Ce qui a aussi eu tendance à m’énerver avec Jade, ce sont ces réactions par rapport à ce qui se passe autour d’elle. Je rappelle qu’elle est sensée avoir 20 ans, et moi j’ai eu plus l’impression d’avoir affaire à une adolescente de 16 ans. Elle est très naïve, et obéit à Sacha sans réfléchir. En fait, elle ne se pose aucune question, elle se contente d’avancer, de remettre toute sa vie entre ses mains, sous prétexte qu’elle est amoureuse.

Le personnage de Sacha est assez lisse, il ne m’inspire pas grand chose. Lui aussi à tendance à subir les événements, tout en essayant parfois de proposer des choses, mais on sent que, comme Jade, il est dans une histoire qui le dépasse. Cela m’a un peu gêné, parce que j’ai eu l’impression que Sacha, tout comme Jade, n’a aucune prise sur ce qui se passe. Ils sont dans l’histoire, ballottés par cette dernière. Ils ne prennent pas de risques, il n’y a pas vraiment d’action, ou soudain, quand il y en a, il y a une brusque ellipse qui cache cette action. Et surtout, au moment de la libération de Sacha, on passe dans la romance pour en oublier la dystopie. On vire dans un roman vraiment pour adolescents, où tout ce qui compte, c’est l’amour entre les deux personnages, et ce n’est pas ce que j’attendais dans ma lecture. Je veux bien qu’il y ait une romance, mais pas que cela prenne trop de place sur l’histoire.

En évoquant cette ellipse, j’arrive à ma plus grosse critique de l’histoire, celle qui évoque enfin un peu d’action, et qui finalement n’est pas écrite. En effet, sans vouloir dévoiler trop l’histoire, qui est pourtant prévisible, Jade et Sacha se retrouvent coincés par la police de leur monde dans un lieu clos. Et puis, on n’a pas la suite. Pas que l’auteur ne l’ai pas écrite, c’est juste qu’on change de passage, et que Jade et Sacha sont libres, sauvés. Je ne supporte pas ce genre de manière de faire, parce que je trouve que c’est un subterfuge trop facile. Cela évite de raconter ce qu’il se passe. Je préfère encore que l’auteur s’arrête là, et qu’on ait la suite au prochain épisode, que de faire une telle chose. Dans ma lecture, j’ai vraiment trouvé ce procédé trop facile, et cela a gâché mon plaisir, j’ai eu l’impression de me retrouver dans un mauvais film où tout est soudain caché parce que le scénariste avait la flemme d’écrire le scénario. J’ai vraiment l’impression que j’ai eu, alors que le passage, en soit, peut être plausible, si l’histoire ne continuait pas tout de suite après.

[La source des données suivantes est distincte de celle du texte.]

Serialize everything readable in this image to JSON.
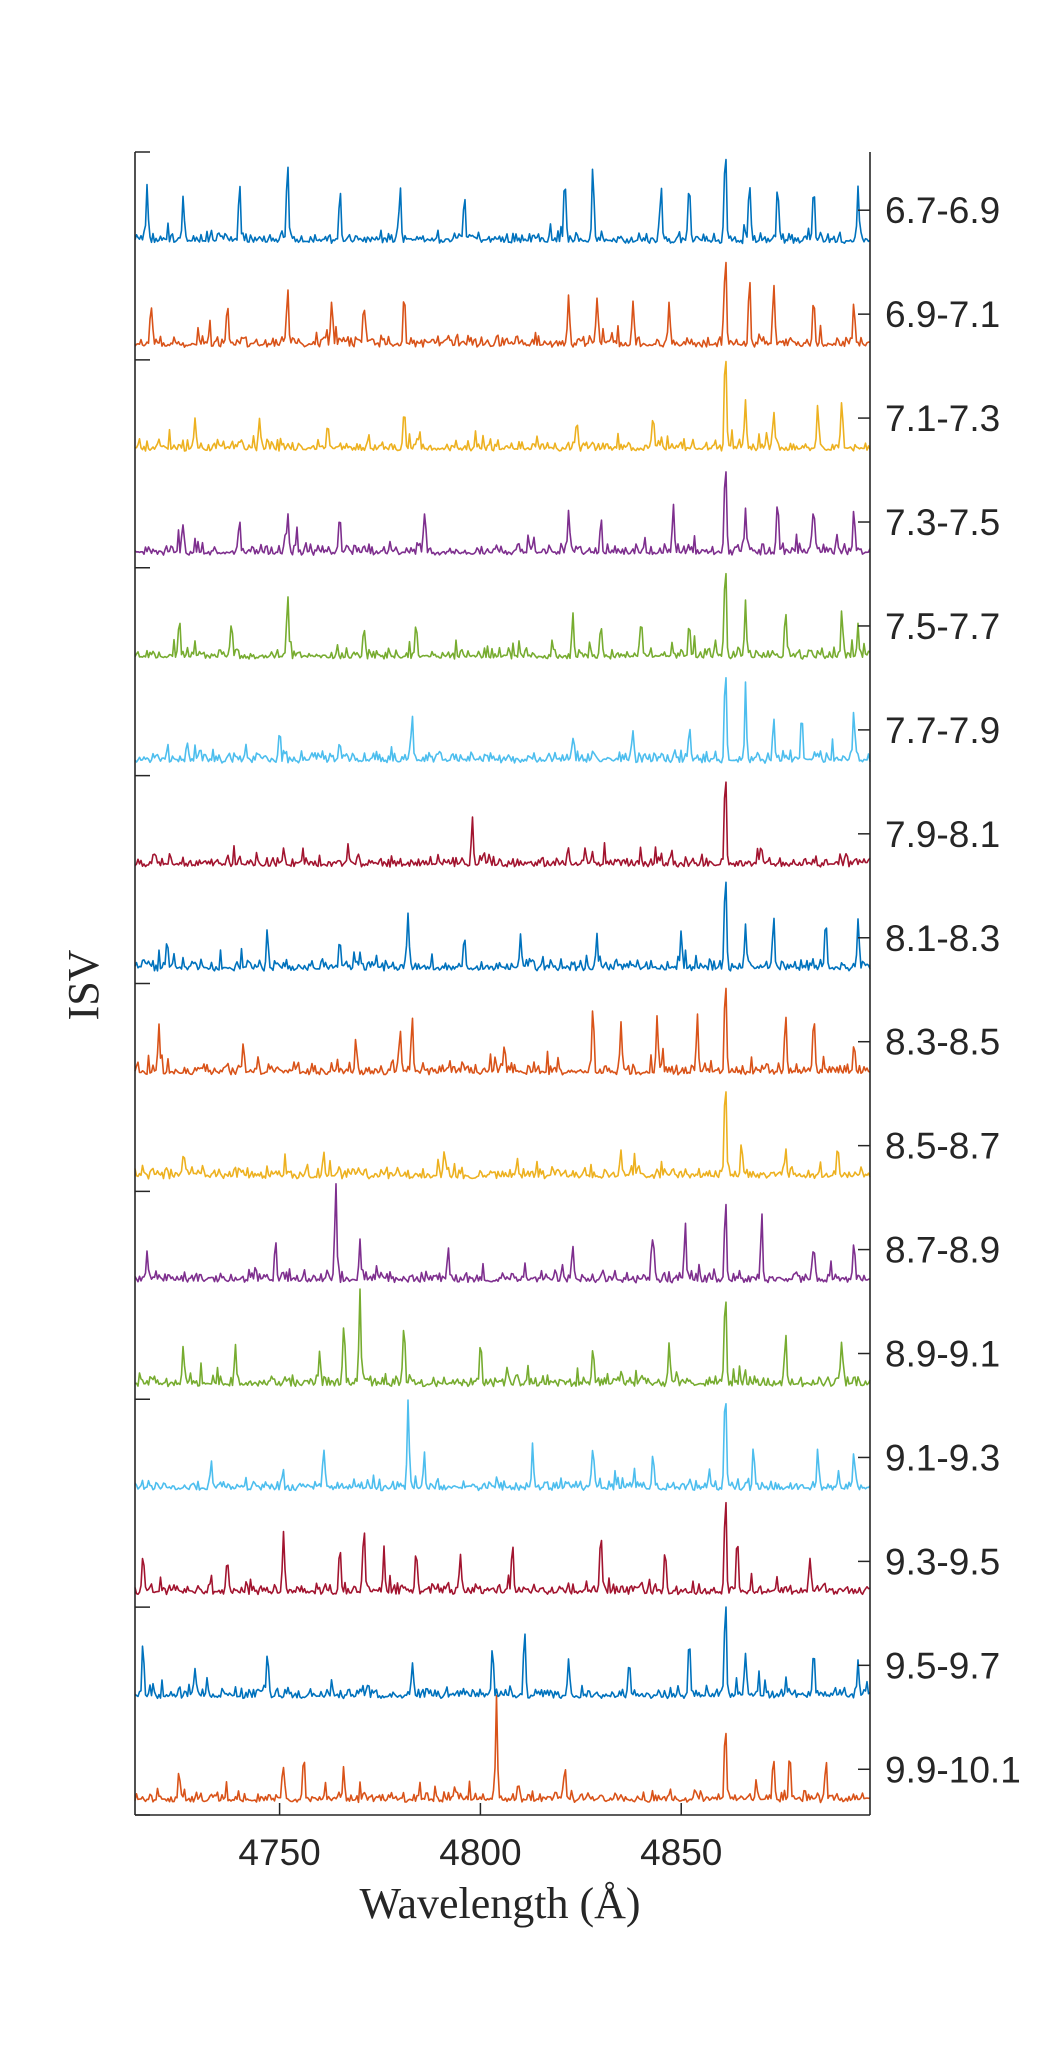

  • Voilà, c’est fini, murmure un homme à mon oreille.

Un hurlement déchire l’air. Le mien. L’homme a raison : ça y est, nous y sommes, tout est fini.

Tout est fini.

Puis quelque chose d’inattendu se produit : la grille de ventilation explose dans un fracas métallique et des dizaines d’hommes se ruent vers nous en hurlant.

Le sol se dérobe sous mes pieds et mes yeux se ferment malgré moi. Juste avant de m’évanouir, j’entends Sacha crier : « Tout est fini ! »

Dans l’ensemble, ces défauts sont dommages, parce que l’histoire est assez intéressante, et bien écrite, que j’ai quand même pris plaisir à lire, mais ses défauts m’ont un peu bloquée dans ma lecture. Je lirais sans doute le tome 2, mais ce livre n’est pas mon coup de coeur, et il est même une déception. Pourtant, il a du potentiel qui, à mon avis, n’est pas assez exploité. J’espère que pour la suite, il y aura une amélioration, car ce livre le mérite.

Et vous, avez-vous lu ce livre? Avez-vous envie de le lire? L’avez-vous aimé? Attendez-vous beaucoup de romance dans les dystopies?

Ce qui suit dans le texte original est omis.